In this study, 71% students preferred the WO after using the two NiTi systems for the first time. The reciprocating motion was associated with a significant reduction in the amount of 'screw-in' sensation experienced by the students. The reduced tendency of reciprocating files to 'screw in' to the canal was due to the periodic change in rotation direction. The fatigue resistance of the instrument operated in this motion is also enhanced, compared with the continuous rotation mode.21, 22 Despite being the preferred system, WO was inferior to PTU in the score for 'Feeling of Safety'. The multi-step, serial enlargement of the canal might have imparted a feeling of being safer and under control, than the use of one single file to complete the canal enlargement. The subjective feeling of PTU being more flexible than WO (see result in Table 1) might have also contributed to the 'feeling of safety' with the use of PTU instrument. Considering PTU is made of conventional NiTi alloy and WO made of M-wire (Dentsply Maillefer) with slightly different cross sectional configuration, there should be little difference in flexibility or, arguably, more flexible for WO.23 The reciprocating movement of WO files might have masked the tactile sensation of beginner users. The S1 and S2 files of PTU system have a smaller diameter and apical taper than WO Primary file, which could have given the students such a perception that PTU system is more flexible than WO.
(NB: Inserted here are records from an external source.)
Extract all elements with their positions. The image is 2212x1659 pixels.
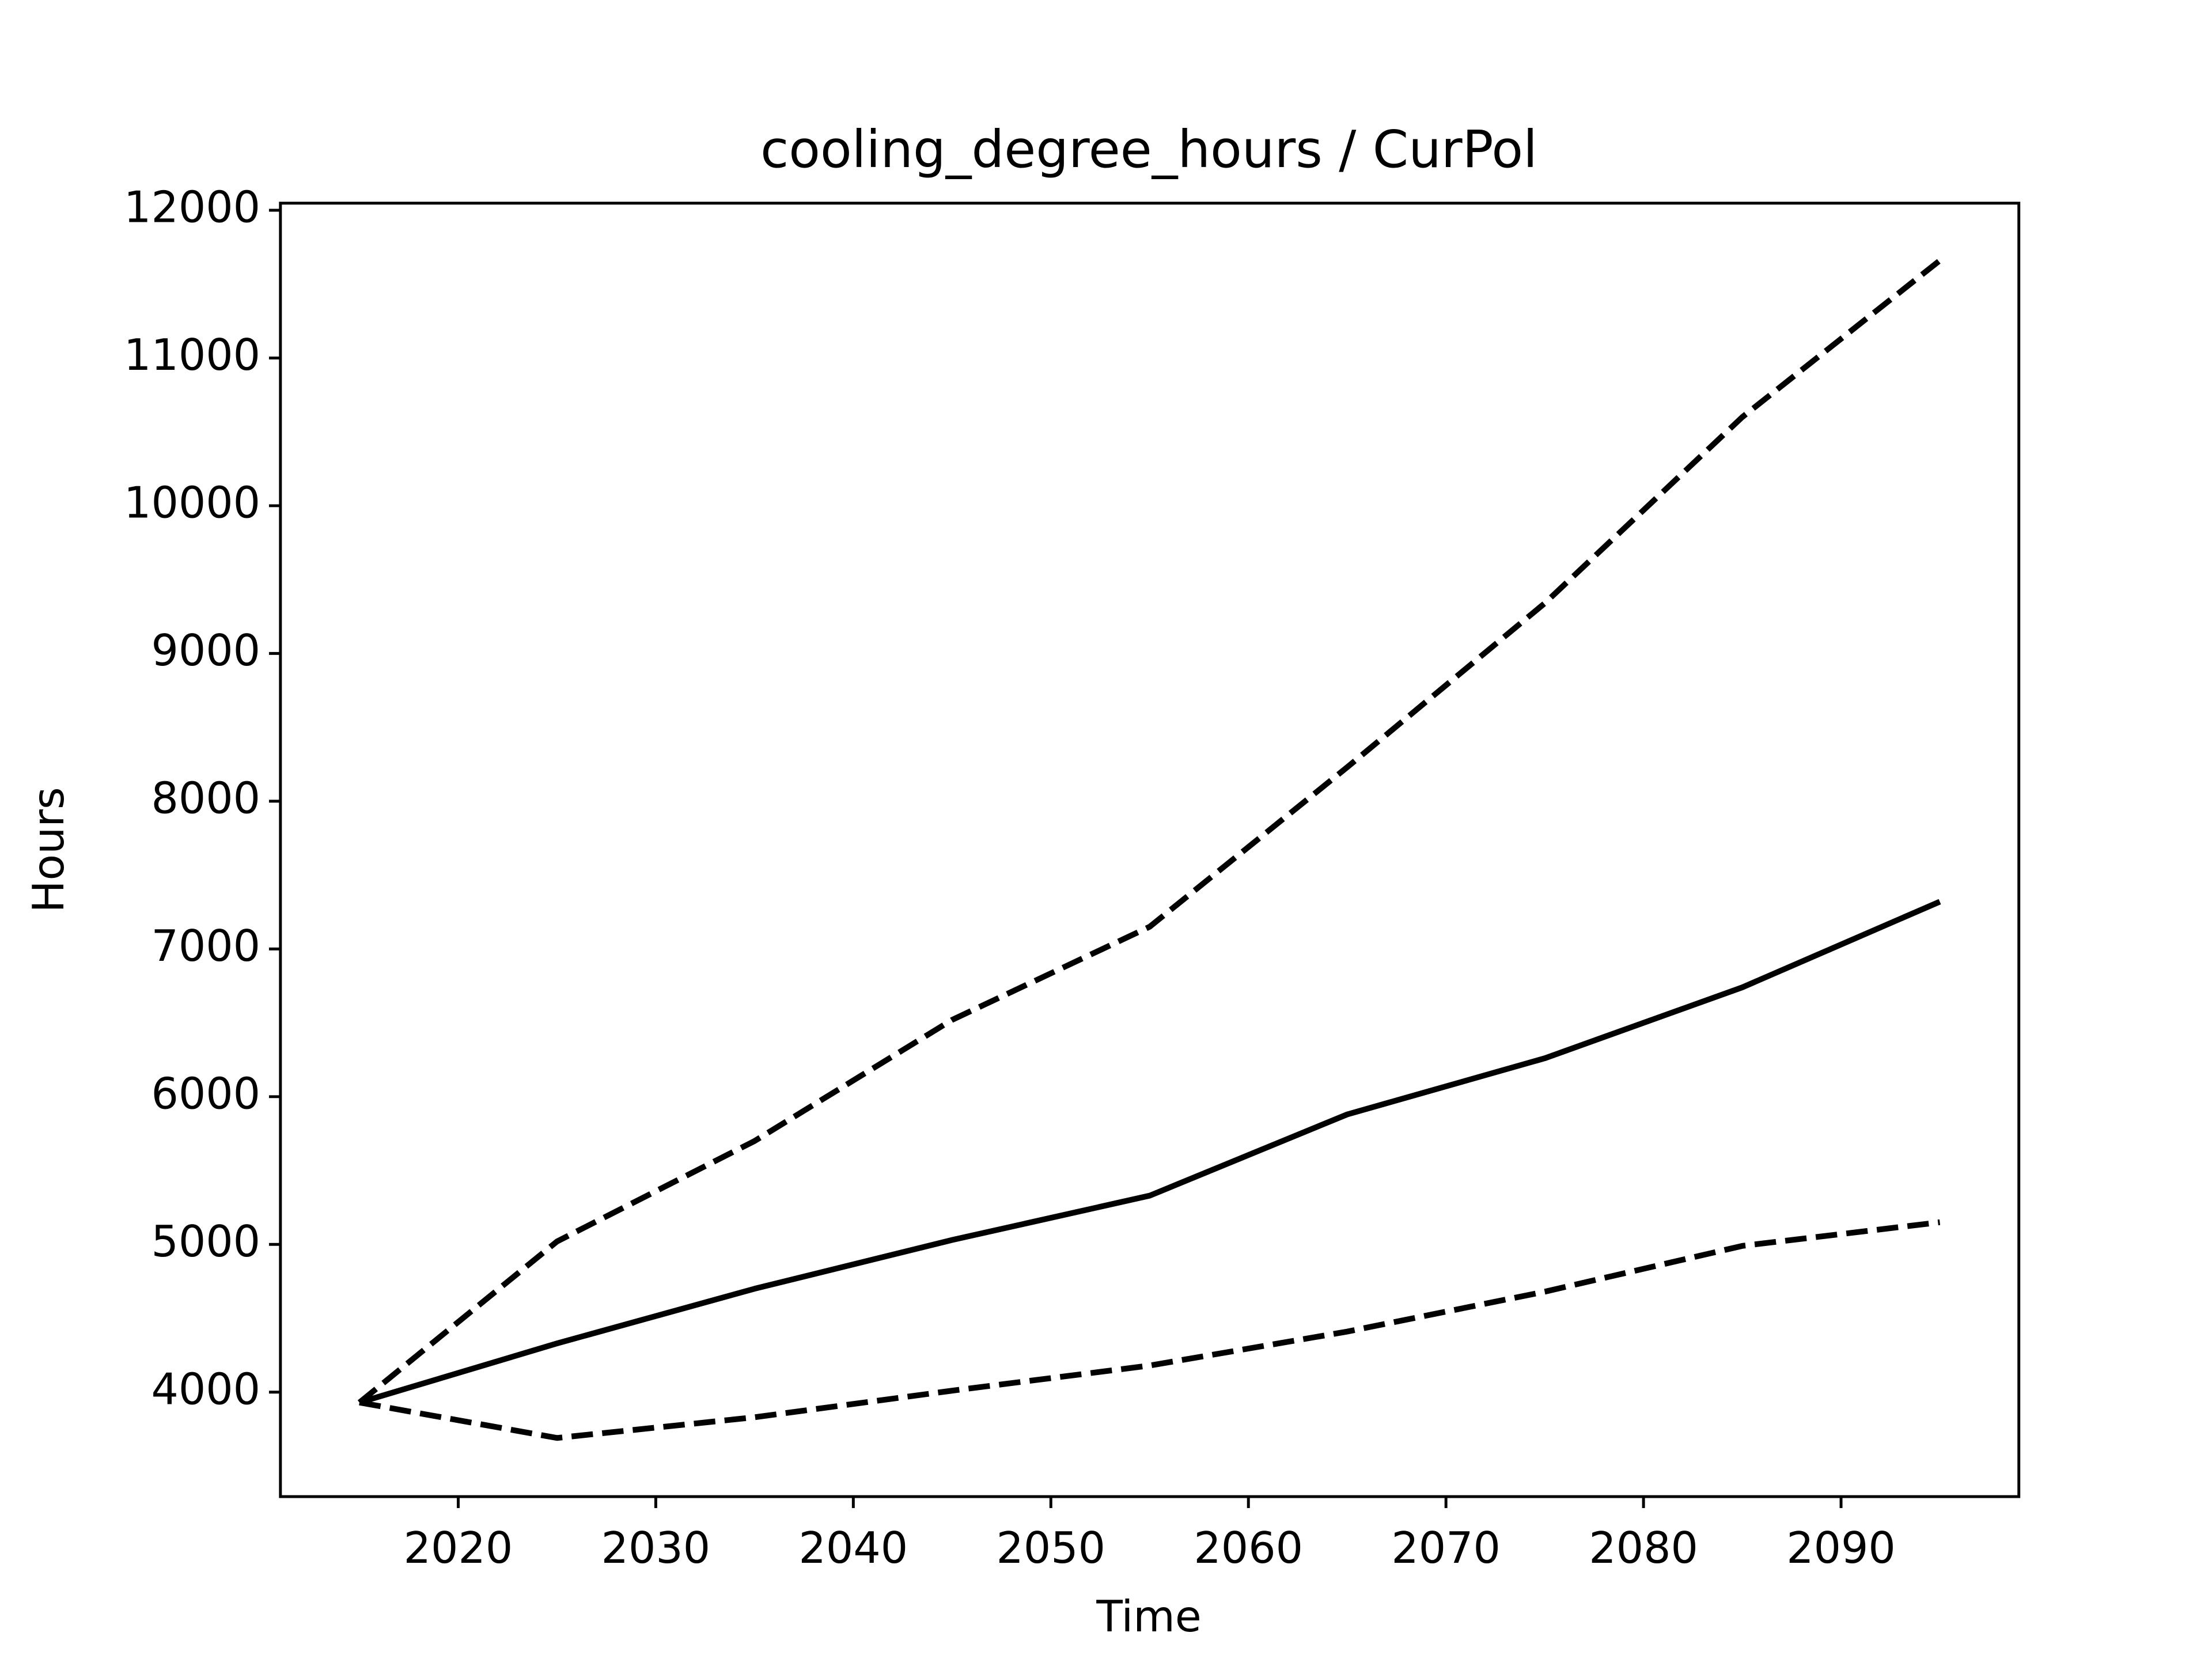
- x-tick-label: 2080: [1589, 1523, 1698, 1573]
- y-tick-label: 8000: [151, 773, 260, 823]
- y-tick-label: 11000: [124, 330, 260, 380]
- y-tick-label: 6000: [151, 1069, 260, 1119]
- x-tick-label: 2030: [601, 1523, 711, 1573]
- series-line: [359, 1219, 1941, 1441]
- x-tick-label: 2020: [404, 1523, 513, 1573]
- y-tick-label: 4000: [151, 1364, 260, 1414]
- y-tick-label: 7000: [151, 921, 260, 971]
- x-tick-label: 2040: [799, 1523, 908, 1573]
- y-axis-label: Hours: [24, 787, 74, 912]
- x-tick-label: 2090: [1786, 1523, 1896, 1573]
- y-tick-label: 9000: [151, 626, 260, 676]
- series-line: [357, 258, 1942, 1405]
- x-tick-label: 2050: [996, 1523, 1105, 1573]
- plot-frame: [279, 202, 2021, 1498]
- chart-title: cooling_degree_hours / CurPol: [760, 120, 1537, 180]
- y-tick-label: 10000: [124, 478, 260, 528]
- y-tick-label: 5000: [151, 1217, 260, 1267]
- y-tick-label: 12000: [124, 183, 260, 233]
- x-axis-label: Time: [1096, 1592, 1201, 1642]
- x-tick-label: 2070: [1391, 1523, 1501, 1573]
- x-tick-label: 2060: [1194, 1523, 1303, 1573]
- series-line: [358, 899, 1941, 1406]
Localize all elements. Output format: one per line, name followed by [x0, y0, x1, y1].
One would expect that preparation using one single file should be quicker than the multi-step rotary instrumentation with multiple files. This is one selling point for reciprocating files. The trend was indeed observed from the times recorded by students in this present study. Interestingly, however, there was little difference in the subjective perception of reduction in 'Instrumentation Time', compared with SS files, for the two systems examined. Considering the experience being the students' first encounter with NiTi engine-files, the reliability of their judgments and of the understanding of criteria may be low and, hence, more data would be preferable. Nonetheless, the present results indicated a significantly higher preference for reciprocating files by beginners and novice operators.